Она тоже засмеялась:
— Ты способен видеть сквозь стены? Ты и вправду стал в Византии колдуном?
— Не колдуном, но… э… космополитом, знатоком человеческой природы. Я жил там, где перемешаны люди любых рас и склонностей и все безмолвно разрешено. Dunatos, власть имущие, живут в роскоши порфира и яшмы, а в двух шагах от их раззолоченных дверей ютятся и голодают бездомные и мать умирает, пока младенец сосет пустоту. Крайности благочестия и жестокости смыкаются там в кровавом тумане. Они карают супружескую измену, отрезая задорный носик дамы, после чего она удаляется в монастырь, который, в свою очередь, может быть борделем — так широко там распространено святое призвание. Когда низлагают императора, что случается не так уж редко, новый, словно оказывая вежливую услугу, выдавливает глаза своего предшественника, чтобы надежнее подготовить его для мира иного и убрать из политики этого мира. И все же они отнюдь не звери, эти византийцы. Радости битвы вызывают у них брезгливость. Они предпочитают откупаться от своих врагов или набирать наемников в других, менее цивилизованных, странах для сражений с этими врагами. Их любимое средство для частных убийств — отравление, которое их аптекари отполировали в высокое искусство. Эти восточные римляне отсекли совесть от религии, и это освобождает их, позволяет двигаться в шелках, будто в садке с переизбытком угрей, друг поперек друга без обдирающих тупых трений, которые столь обычны здесь, на севере, которому они дали чарующее название «Фуле». Она содрогнулась.

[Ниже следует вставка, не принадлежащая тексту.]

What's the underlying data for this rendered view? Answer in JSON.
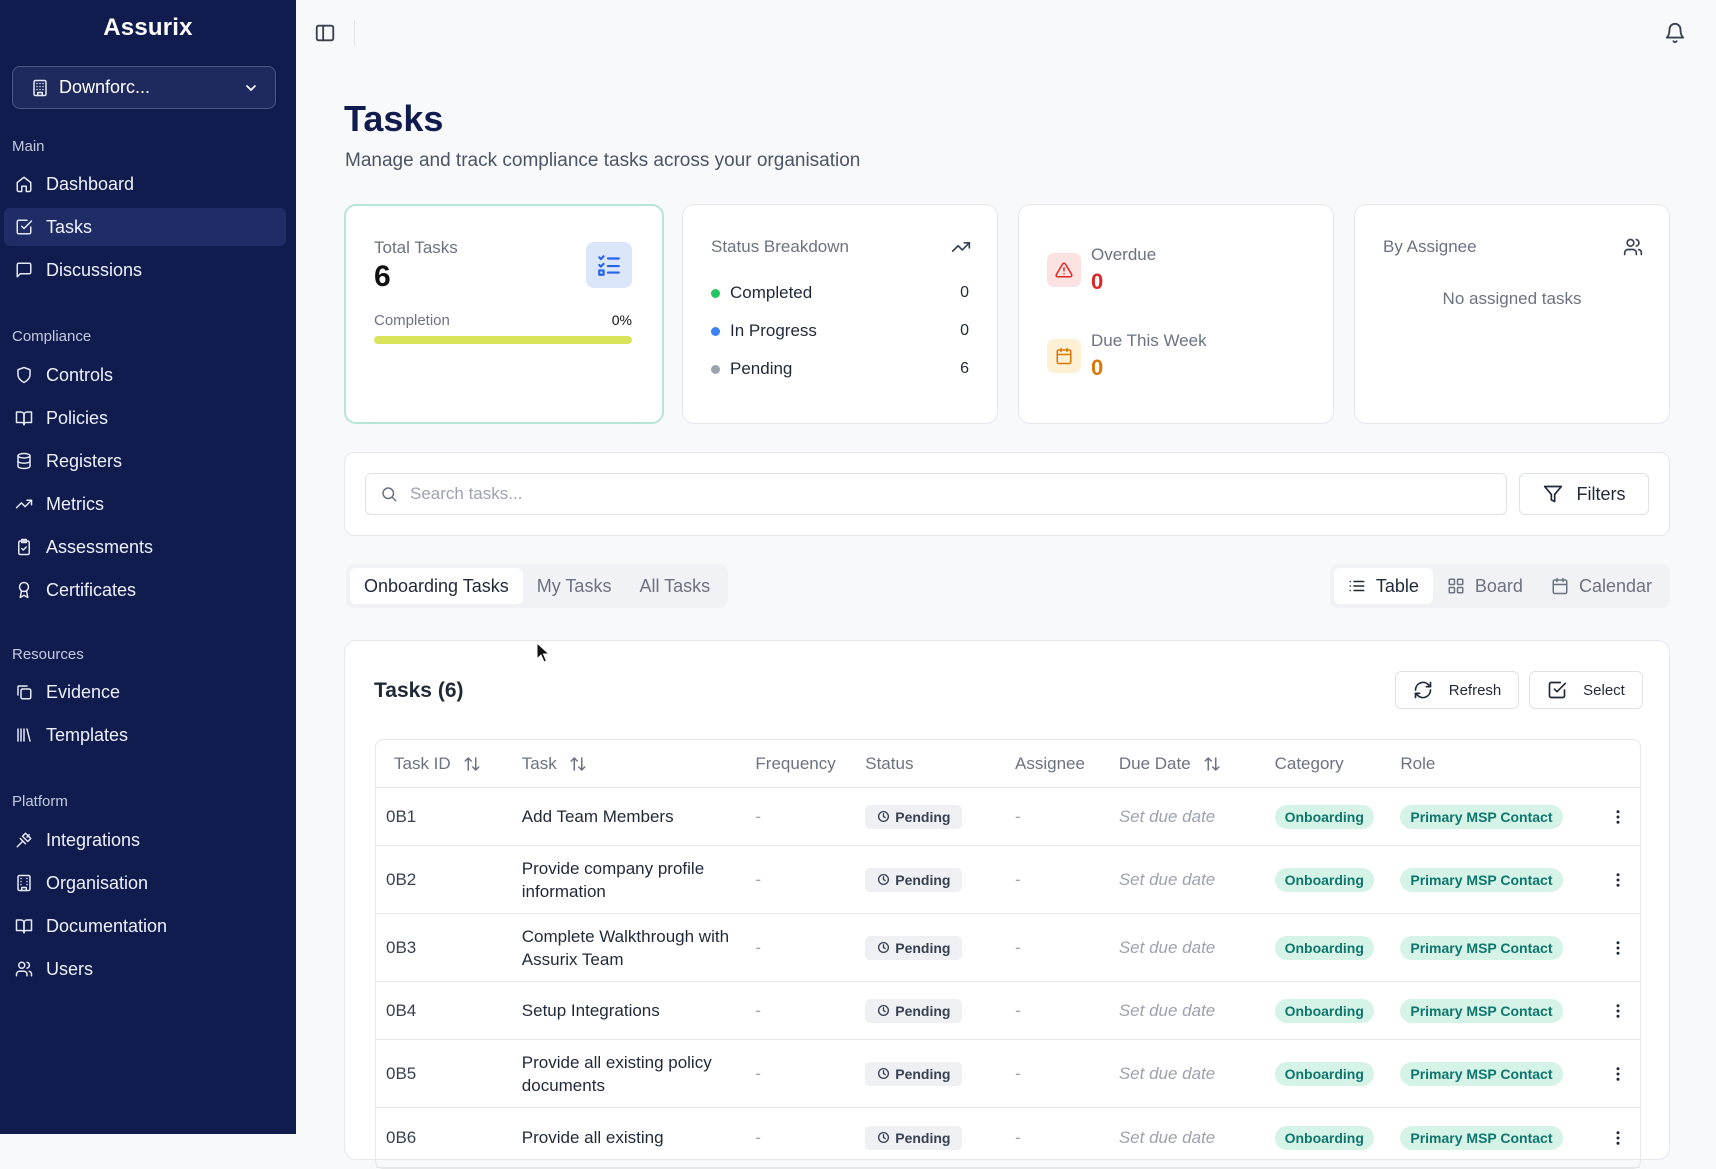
{
  "app": {
    "brand": "Assurix"
  },
  "org_selector": {
    "label": "Downforc..."
  },
  "sidebar": {
    "sections": [
      {
        "label": "Main",
        "items": [
          {
            "label": "Dashboard",
            "icon": "home-icon"
          },
          {
            "label": "Tasks",
            "icon": "check-square-icon",
            "active": true
          },
          {
            "label": "Discussions",
            "icon": "message-icon"
          }
        ]
      },
      {
        "label": "Compliance",
        "items": [
          {
            "label": "Controls",
            "icon": "shield-icon"
          },
          {
            "label": "Policies",
            "icon": "book-icon"
          },
          {
            "label": "Registers",
            "icon": "database-icon"
          },
          {
            "label": "Metrics",
            "icon": "trending-up-icon"
          },
          {
            "label": "Assessments",
            "icon": "clipboard-check-icon"
          },
          {
            "label": "Certificates",
            "icon": "award-icon"
          }
        ]
      },
      {
        "label": "Resources",
        "items": [
          {
            "label": "Evidence",
            "icon": "copy-icon"
          },
          {
            "label": "Templates",
            "icon": "library-icon"
          }
        ]
      },
      {
        "label": "Platform",
        "items": [
          {
            "label": "Integrations",
            "icon": "plug-icon"
          },
          {
            "label": "Organisation",
            "icon": "building-icon"
          },
          {
            "label": "Documentation",
            "icon": "book-open-icon"
          },
          {
            "label": "Users",
            "icon": "users-icon"
          }
        ]
      }
    ]
  },
  "header": {
    "title": "Tasks",
    "subtitle": "Manage and track compliance tasks across your organisation"
  },
  "stats": {
    "total": {
      "title": "Total Tasks",
      "value": "6",
      "completion_label": "Completion",
      "completion_pct": "0%",
      "completion_fraction": 0
    },
    "status": {
      "title": "Status Breakdown",
      "rows": [
        {
          "label": "Completed",
          "value": "0",
          "color": "#22c55e"
        },
        {
          "label": "In Progress",
          "value": "0",
          "color": "#3b82f6"
        },
        {
          "label": "Pending",
          "value": "6",
          "color": "#9ca3af"
        }
      ]
    },
    "overdue": {
      "label": "Overdue",
      "value": "0",
      "color": "#dc2626"
    },
    "due_week": {
      "label": "Due This Week",
      "value": "0",
      "color": "#d97706"
    },
    "assignee": {
      "title": "By Assignee",
      "empty": "No assigned tasks"
    }
  },
  "search": {
    "placeholder": "Search tasks...",
    "value": "",
    "filters_label": "Filters"
  },
  "tabs": [
    {
      "label": "Onboarding Tasks",
      "active": true
    },
    {
      "label": "My Tasks"
    },
    {
      "label": "All Tasks"
    }
  ],
  "views": [
    {
      "label": "Table",
      "icon": "list-icon",
      "active": true
    },
    {
      "label": "Board",
      "icon": "grid-icon"
    },
    {
      "label": "Calendar",
      "icon": "calendar-icon"
    }
  ],
  "table": {
    "title": "Tasks (6)",
    "refresh_label": "Refresh",
    "select_label": "Select",
    "columns": [
      "Task ID",
      "Task",
      "Frequency",
      "Status",
      "Assignee",
      "Due Date",
      "Category",
      "Role"
    ],
    "rows": [
      {
        "id": "0B1",
        "task": "Add Team Members",
        "frequency": "-",
        "status": "Pending",
        "assignee": "-",
        "due": "Set due date",
        "category": "Onboarding",
        "role": "Primary MSP Contact"
      },
      {
        "id": "0B2",
        "task": "Provide company profile information",
        "frequency": "-",
        "status": "Pending",
        "assignee": "-",
        "due": "Set due date",
        "category": "Onboarding",
        "role": "Primary MSP Contact"
      },
      {
        "id": "0B3",
        "task": "Complete Walkthrough with Assurix Team",
        "frequency": "-",
        "status": "Pending",
        "assignee": "-",
        "due": "Set due date",
        "category": "Onboarding",
        "role": "Primary MSP Contact"
      },
      {
        "id": "0B4",
        "task": "Setup Integrations",
        "frequency": "-",
        "status": "Pending",
        "assignee": "-",
        "due": "Set due date",
        "category": "Onboarding",
        "role": "Primary MSP Contact"
      },
      {
        "id": "0B5",
        "task": "Provide all existing policy documents",
        "frequency": "-",
        "status": "Pending",
        "assignee": "-",
        "due": "Set due date",
        "category": "Onboarding",
        "role": "Primary MSP Contact"
      },
      {
        "id": "0B6",
        "task": "Provide all existing",
        "frequency": "-",
        "status": "Pending",
        "assignee": "-",
        "due": "Set due date",
        "category": "Onboarding",
        "role": "Primary MSP Contact"
      }
    ]
  }
}
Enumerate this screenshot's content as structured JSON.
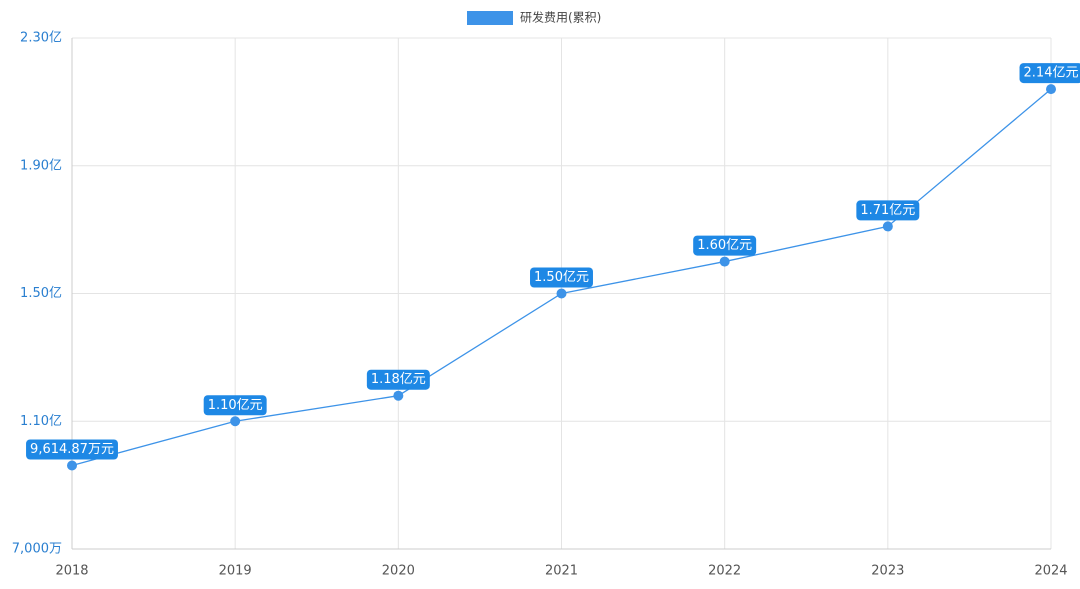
{
  "chart_data": {
    "type": "line",
    "categories": [
      "2018",
      "2019",
      "2020",
      "2021",
      "2022",
      "2023",
      "2024"
    ],
    "series": [
      {
        "name": "研发费用(累积)",
        "color": "#3d93e8",
        "values": [
          0.961487,
          1.1,
          1.18,
          1.5,
          1.6,
          1.71,
          2.14
        ],
        "value_labels": [
          "9,614.87万元",
          "1.10亿元",
          "1.18亿元",
          "1.50亿元",
          "1.60亿元",
          "1.71亿元",
          "2.14亿元"
        ]
      }
    ],
    "ylim": [
      0.7,
      2.3
    ],
    "yticks": [
      {
        "value": 0.7,
        "label": "7,000万"
      },
      {
        "value": 1.1,
        "label": "1.10亿"
      },
      {
        "value": 1.5,
        "label": "1.50亿"
      },
      {
        "value": 1.9,
        "label": "1.90亿"
      },
      {
        "value": 2.3,
        "label": "2.30亿"
      }
    ],
    "grid": true,
    "legend": "top",
    "label_color": "#1e88e5"
  }
}
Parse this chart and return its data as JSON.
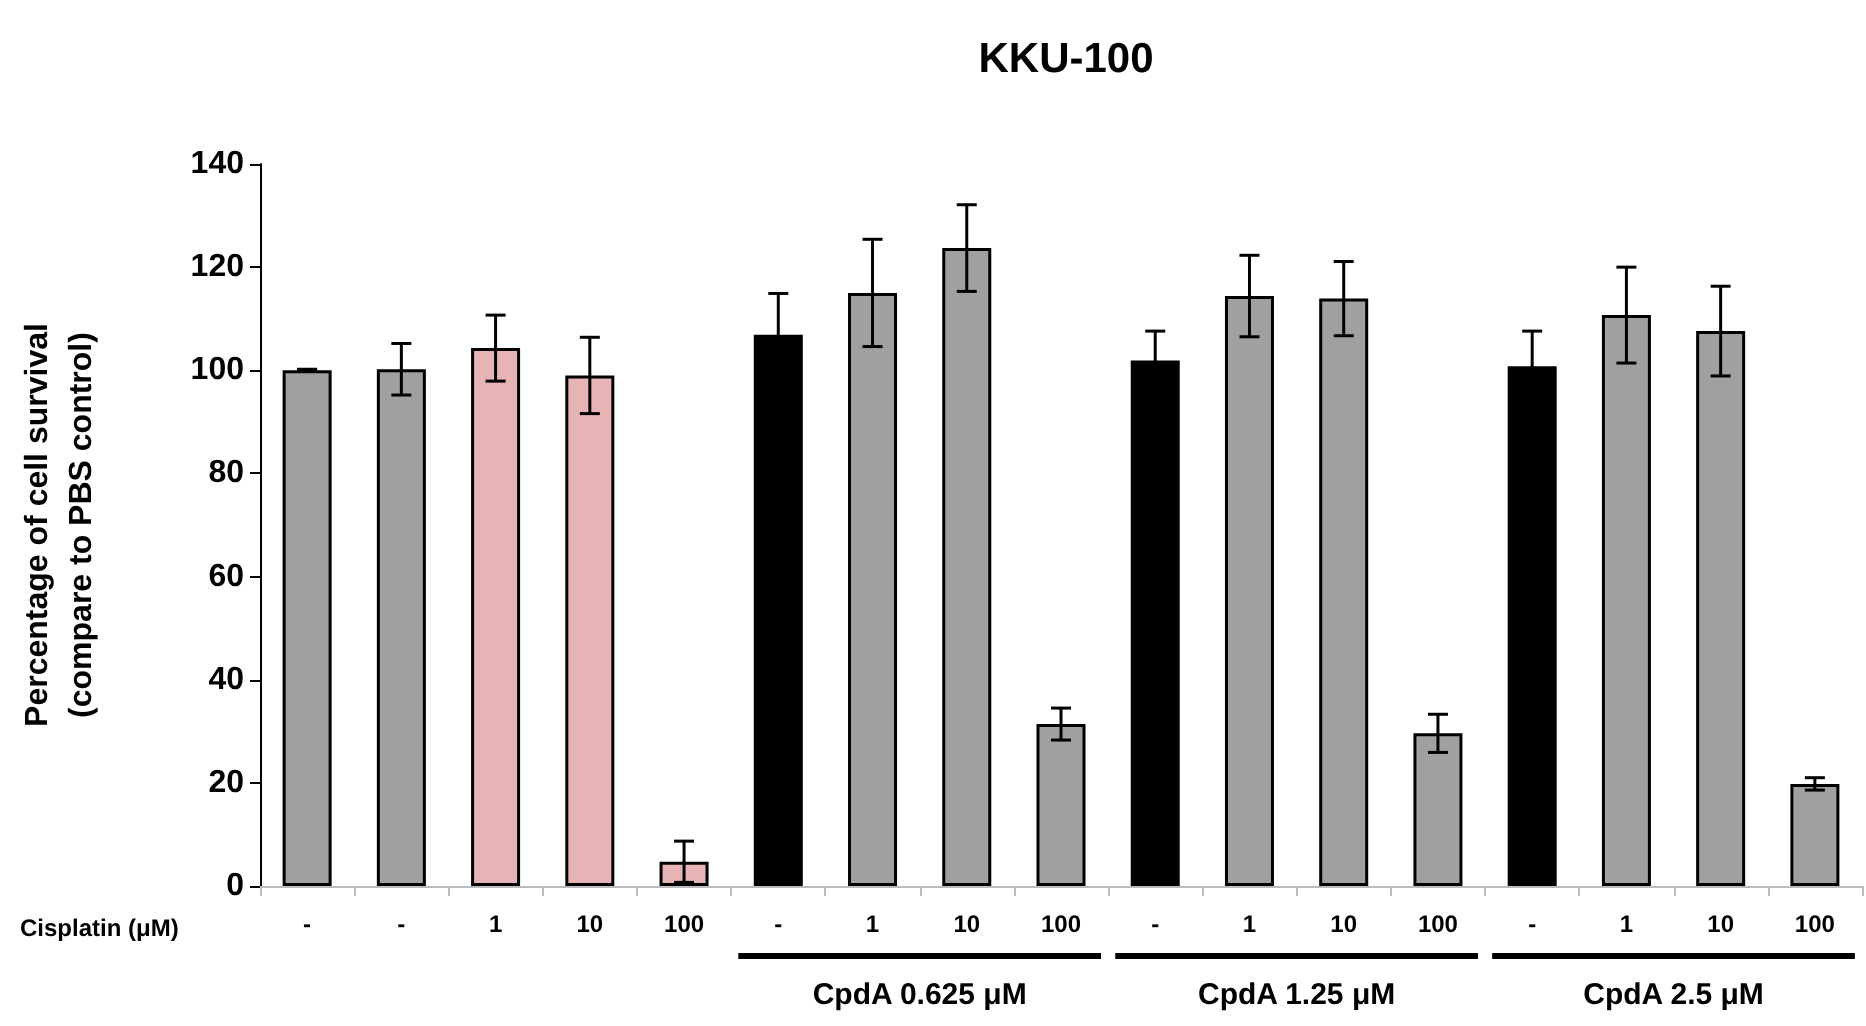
{
  "chart_data": {
    "type": "bar",
    "title": "KKU-100",
    "ylabel": "Percentage of cell survival\n(compare to PBS control)",
    "categories": [
      "-",
      "-",
      "1",
      "10",
      "100",
      "-",
      "1",
      "10",
      "100",
      "-",
      "1",
      "10",
      "100",
      "-",
      "1",
      "10",
      "100"
    ],
    "values": [
      100,
      100.2,
      104.3,
      99,
      4.7,
      106.9,
      115,
      123.7,
      31.4,
      101.9,
      114.4,
      113.9,
      29.6,
      100.8,
      110.7,
      107.6,
      19.8
    ],
    "errors": [
      0.2,
      5,
      6.4,
      7.4,
      4,
      8,
      10.4,
      8.4,
      3.1,
      5.7,
      7.9,
      7.2,
      3.7,
      6.8,
      9.3,
      8.7,
      1.2
    ],
    "colors": [
      "#a0a0a0",
      "#a0a0a0",
      "#e6b4b4",
      "#e6b4b4",
      "#e6b4b4",
      "#000000",
      "#a0a0a0",
      "#a0a0a0",
      "#a0a0a0",
      "#000000",
      "#a0a0a0",
      "#a0a0a0",
      "#a0a0a0",
      "#000000",
      "#a0a0a0",
      "#a0a0a0",
      "#a0a0a0"
    ],
    "ylim": [
      0,
      140
    ],
    "yticks": [
      0,
      20,
      40,
      60,
      80,
      100,
      120,
      140
    ],
    "annotations": [
      "Cisplatin (μM)",
      "CpdA 0.625 μM",
      "CpdA 1.25 μM",
      "CpdA 2.5 μM"
    ]
  }
}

— Тем не менее я рада, что туда ездил ты, а не я.
— О, к тебе они отнеслись бы с великим почтением. Рыжие рабыни продаются вдвое дороже темноволосых.
— А тебе очень-очень не хватает этих тепловодных угрей? Боюсь, наши морозные обычаи должны тебе крайне досаждать.
— Я один из вас, Геруте, датчанин до мозга костей. Лишь одна-единственная госпожа отвечает моему внутреннему идеалу. Ты моя хагия софия, моя божественная мудрость.
— Мудрость, сударь, или безумие? — Она улыбнулась, открыв щелку между передними зубами.
— В Константинополе, — объяснил он, — есть множество религиозных течений, и одно из них учит, что каждому человеку присущ свой Образ Света, его собственный дух, пребывающий на Небесах вдали от адской тюрьмы материи, повсюду нас окружающей. В миг смерти его Образ Света дарует ему так называемый Поцелуй Любви, воспроизводимый в некоторых еретических сектах, к вящему ужасу ортодоксов. Она — его спасительница, явленная София-Мария, женский принцип божественности. Назови это, если хочешь, выспренностью, но я верую, что для меня она — ты.
Геруте залилась краской от жара столь пламенного описания его чувства.
— Да, выспренность на грани богохульства. Слишком уж фантастичное облачение для природы.
— Но только такое выражение подходит для моих чувств. В нашей земной юдоли мое преклонение нелепо, я знаю. Ты женщина, а их много, как я признал минуту назад.
Она ответила словно с обидой:
— Ты готов богословствовать, пока не откажешь мне в реальном существовании. Я предпочла бы весомые дары, — сказала она ему почти гневно с достоинством королевы, — которые, по твоим словам, ты привез, но не можешь протиснуть в окно. В следующий раз воспользуйся дверью, как твой слуга. Мы слишком стары для кувырканий щенячьей любви. Пусть приют Корамбиса будет нашим на час-другой для бесед, которые мы пожелаем вести без боязливой опаски. Те, кто знает об этом, наши пособники, а кара за пособничество обрекает их на молчание.
— Я боюсь не за себя, — сказал Фенгон, произнося слова медленно, словно каждое из них было пробным камнем искренности. — Все эти годы я играл с опасностями, давая Богу бесчисленные возможности избавить мир от моей неукротимой страсти. Любовь эта ничем не грозила, пока ты оставалась вне досягаемости, моя amors de terra lonhdana [7]. Но теперь ты рядом, твои движения и лицо, как ключ, подходят к замку моих фанатично хранимых воспоминаний о них. Я боюсь за нас обоих. Боюсь за престол и за Данию.
— Быть может, ты боишься слишком уж сильно и слишком уж привержен грезам. Великие судьбы весьма редко решаются прихотями женского сердца. Ты зовешь эфирным то, что в действительности мы разделяем со всеми животными. По-моему, мы уже и раньше вели этот спор о любви — небесная она или земная. Сама я земная, и мне не терпится подержать в руках и взвесить подарки, которые ты, по твоим словам, привез из этого Миклагарда, который я никогда не увижу, я, бедная бледная госпожа над Фуле.